# Mixing mud for flat boxes



## lifeloverfl (Apr 8, 2016)

I decided to try using a flat box for a large job. What's the ratio or how much water are you adding to five gallons of mud?


----------



## killerjune (Jun 18, 2011)

too thick is hard to push, too wet the mud spill of the box when you make horizontal flat. start with 3 or 4 cup of water.


----------



## lifeloverfl (Apr 8, 2016)

I would say I used that much water and am using a level5 flat box. It is just incredibly difficult to push the mud out.


----------



## Pytlik (Jan 14, 2013)

1-2 cup, so I can be used by hand.

We use tapepro with powerass. so it gets through..


----------



## Sweendog87 (Apr 5, 2015)

lifeloverfl said:


> I would say I used that much water and am using a level5 flat box. It is just incredibly difficult to push the mud out.

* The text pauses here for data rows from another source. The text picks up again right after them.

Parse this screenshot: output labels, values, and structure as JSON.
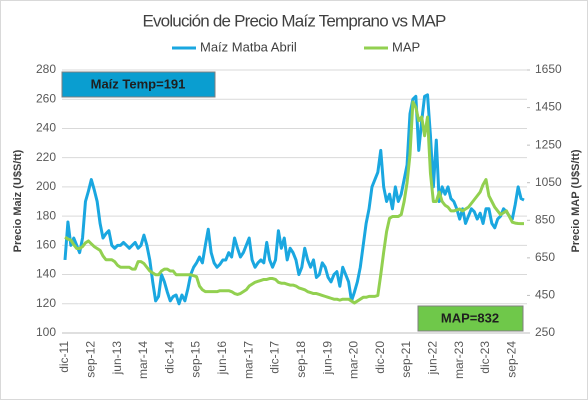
{
  "chart_data": {
    "type": "line",
    "title": "Evolución de Precio Maíz Temprano vs MAP",
    "y_label": "Precio Maiz (U$S/tt)",
    "y2_label": "Precio MAP (U$S/tt)",
    "annotations": [
      "Maíz Temp=191",
      "MAP=832"
    ],
    "categories": [
      "dic-11",
      null,
      null,
      null,
      null,
      null,
      null,
      null,
      null,
      "sep-12",
      null,
      null,
      null,
      null,
      null,
      null,
      null,
      null,
      "jun-13",
      null,
      null,
      null,
      null,
      null,
      null,
      null,
      null,
      "mar-14",
      null,
      null,
      null,
      null,
      null,
      null,
      null,
      null,
      "dic-14",
      null,
      null,
      null,
      null,
      null,
      null,
      null,
      null,
      "sep-15",
      null,
      null,
      null,
      null,
      null,
      null,
      null,
      null,
      "jun-16",
      null,
      null,
      null,
      null,
      null,
      null,
      null,
      null,
      "mar-17",
      null,
      null,
      null,
      null,
      null,
      null,
      null,
      null,
      "dic-17",
      null,
      null,
      null,
      null,
      null,
      null,
      null,
      null,
      "sep-18",
      null,
      null,
      null,
      null,
      null,
      null,
      null,
      null,
      "jun-19",
      null,
      null,
      null,
      null,
      null,
      null,
      null,
      null,
      "mar-20",
      null,
      null,
      null,
      null,
      null,
      null,
      null,
      null,
      "dic-20",
      null,
      null,
      null,
      null,
      null,
      null,
      null,
      null,
      "sep-21",
      null,
      null,
      null,
      null,
      null,
      null,
      null,
      null,
      "jun-22",
      null,
      null,
      null,
      null,
      null,
      null,
      null,
      null,
      "mar-23",
      null,
      null,
      null,
      null,
      null,
      null,
      null,
      null,
      "dic-23",
      null,
      null,
      null,
      null,
      null,
      null,
      null,
      null,
      "sep-24",
      null,
      null,
      null,
      null
    ],
    "series": [
      {
        "name": "Maíz Matba Abril",
        "color": "#1aa7e0",
        "values": [
          150,
          176,
          160,
          165,
          160,
          155,
          165,
          190,
          197,
          205,
          198,
          190,
          175,
          165,
          168,
          170,
          160,
          158,
          160,
          160,
          162,
          160,
          158,
          160,
          162,
          158,
          160,
          167,
          160,
          150,
          135,
          122,
          125,
          140,
          135,
          128,
          122,
          125,
          126,
          120,
          126,
          122,
          130,
          140,
          145,
          148,
          152,
          148,
          160,
          171,
          155,
          148,
          145,
          147,
          150,
          150,
          155,
          152,
          165,
          158,
          152,
          155,
          160,
          165,
          150,
          145,
          148,
          150,
          148,
          162,
          150,
          145,
          150,
          170,
          158,
          165,
          150,
          158,
          155,
          150,
          140,
          145,
          158,
          150,
          145,
          150,
          138,
          140,
          148,
          145,
          138,
          135,
          140,
          142,
          132,
          145,
          140,
          135,
          122,
          128,
          135,
          145,
          160,
          175,
          185,
          200,
          205,
          210,
          225,
          200,
          190,
          195,
          185,
          200,
          190,
          195,
          205,
          215,
          250,
          260,
          262,
          225,
          245,
          262,
          263,
          235,
          200,
          232,
          190,
          200,
          195,
          200,
          192,
          190,
          185,
          178,
          185,
          175,
          180,
          185,
          183,
          178,
          182,
          175,
          185,
          185,
          175,
          172,
          178,
          180,
          185,
          183,
          180,
          178,
          188,
          200,
          192,
          191
        ]
      },
      {
        "name": "MAP",
        "color": "#92d050",
        "axis": "y2",
        "values": [
          760,
          750,
          745,
          720,
          700,
          700,
          710,
          730,
          740,
          725,
          710,
          700,
          690,
          660,
          640,
          640,
          640,
          630,
          610,
          600,
          600,
          600,
          600,
          590,
          590,
          630,
          630,
          620,
          600,
          580,
          570,
          560,
          560,
          580,
          590,
          590,
          580,
          580,
          560,
          560,
          560,
          560,
          560,
          560,
          555,
          550,
          500,
          480,
          470,
          470,
          470,
          470,
          470,
          475,
          475,
          475,
          475,
          470,
          460,
          455,
          460,
          470,
          480,
          500,
          510,
          520,
          525,
          530,
          535,
          535,
          540,
          540,
          535,
          520,
          515,
          515,
          510,
          505,
          505,
          500,
          490,
          485,
          480,
          470,
          465,
          460,
          460,
          455,
          450,
          445,
          440,
          435,
          430,
          430,
          425,
          430,
          430,
          430,
          420,
          410,
          420,
          430,
          440,
          440,
          445,
          445,
          445,
          450,
          560,
          680,
          790,
          860,
          870,
          870,
          870,
          880,
          950,
          1050,
          1200,
          1480,
          1450,
          1380,
          1400,
          1300,
          1400,
          1100,
          950,
          950,
          1000,
          950,
          930,
          920,
          900,
          900,
          905,
          910,
          900,
          910,
          920,
          940,
          960,
          980,
          1000,
          1040,
          1067,
          980,
          950,
          920,
          900,
          880,
          890,
          900,
          870,
          840,
          835,
          833,
          832,
          832
        ]
      }
    ],
    "ylim": [
      100,
      280
    ],
    "yticks": [
      100,
      120,
      140,
      160,
      180,
      200,
      220,
      240,
      260,
      280
    ],
    "y2lim": [
      250,
      1650
    ],
    "y2ticks": [
      250,
      450,
      650,
      850,
      1050,
      1250,
      1450,
      1650
    ],
    "grid": true
  }
}
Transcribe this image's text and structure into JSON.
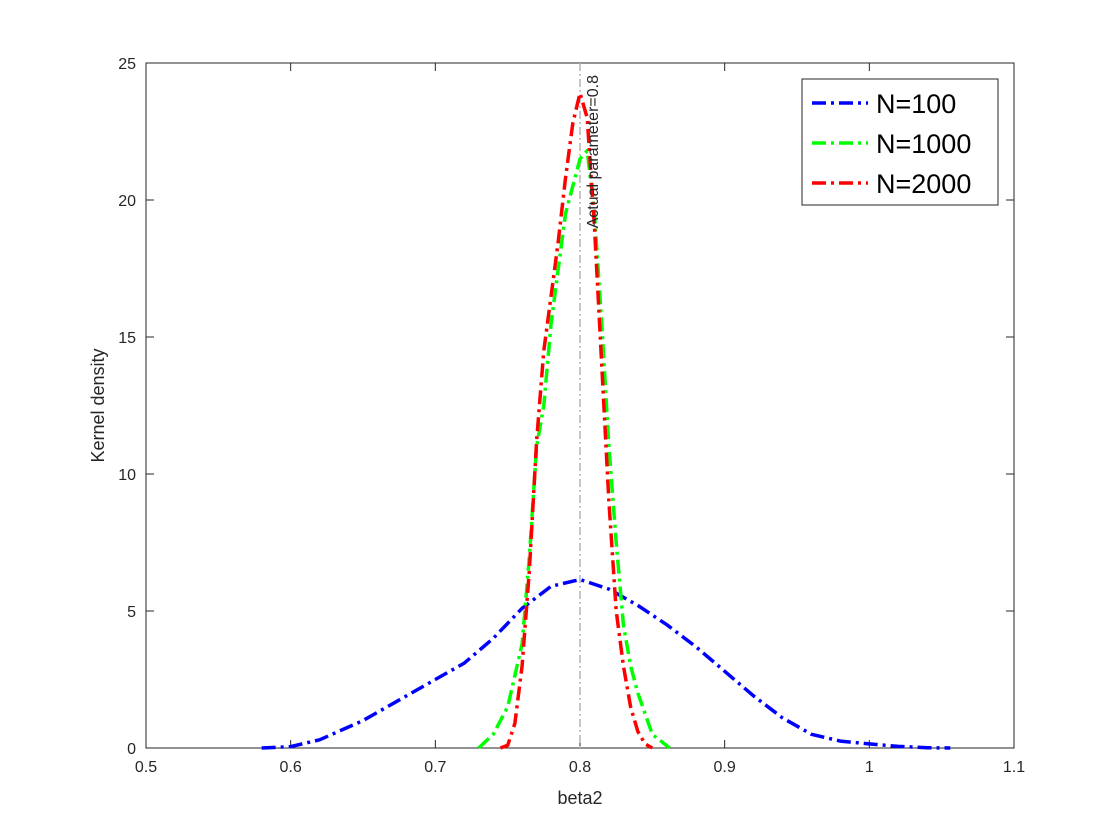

Try a little more water u will be surprised how much easier it is with even half a cup more if it's too hard put a little more water if it's spilling out everywhere thicken it up with A little more mud everyone is different my boss loves it really thick he only uses one cup to a bucket but I like it with about 3 cups seems to glide on like butter on bread for me trial and error is the best recipe I like to give it one run and then adjust to my liking sometimes I need a little more water and it makes it so much easier and nicer finish same with flushing internals 


Sent from my iPhone using Tapatalk


----------



## Level 5 Tools (Feb 11, 2016)

*Level 5 Boxes*

Lifeloverfl; Sent you a private message to give me a call re: your box. Want to make sure it's functioning properly! Check your messages and give me a call!

Thank you! Level 5 Tools


----------



## endo_alley (Nov 2, 2013)

lifeloverfl said:


> I would say I used that much water and am using a level5 flat box. It is just incredibly difficult to push the mud out.


Lubricate. Remove the springs. They just get in the way.


----------



## Sweendog87 (Apr 5, 2015)

Yeah no need for Springs just more to clean I have t2 tapepro boxes and the a made without and there way better than the old ones with Springs 


Sent from my iPhone using Tapatalk


----------



## Shelwyn (Apr 10, 2015)

New boxes are always harder to run. The seal they come with is really tight. You'll break it in after a few jobs and it'll be easier to use.


----------



## embella plaster (Sep 21, 2013)

Also drop some soap in the mud same amount u would do dishes and watch that baby glide


----------



## fr8train (Jan 20, 2008)

No set amount of water, every bucket/batch is different. For block/second coat I add water until the burp lays down. You don't want it to stay peaked up like a volcano. I also add a squirt of soap.


Sent from my iPhone using Tapatalk


----------



## Tigahshark (Jan 8, 2015)

I guess it depends on mud thickness out of the box, I have used mud straight from the box that was SUPER hard probably older mud. I would say just make the mud consistent so that it is easy for you to used, like others have said to soft then it is messy, to hard then it will be hard to apply, everyone has their own consistency of mud to their liking i think you should just experiment a little to find yours.


----------



## icerock drywall (Nov 13, 2010)

You don't need much water and with different kinds of compound it's hard to tell you how much water to add I like to add a little water and then a little Mad Max with my compound also spring tension can make it hard to push but that's going to change. There's a new design coming out


----------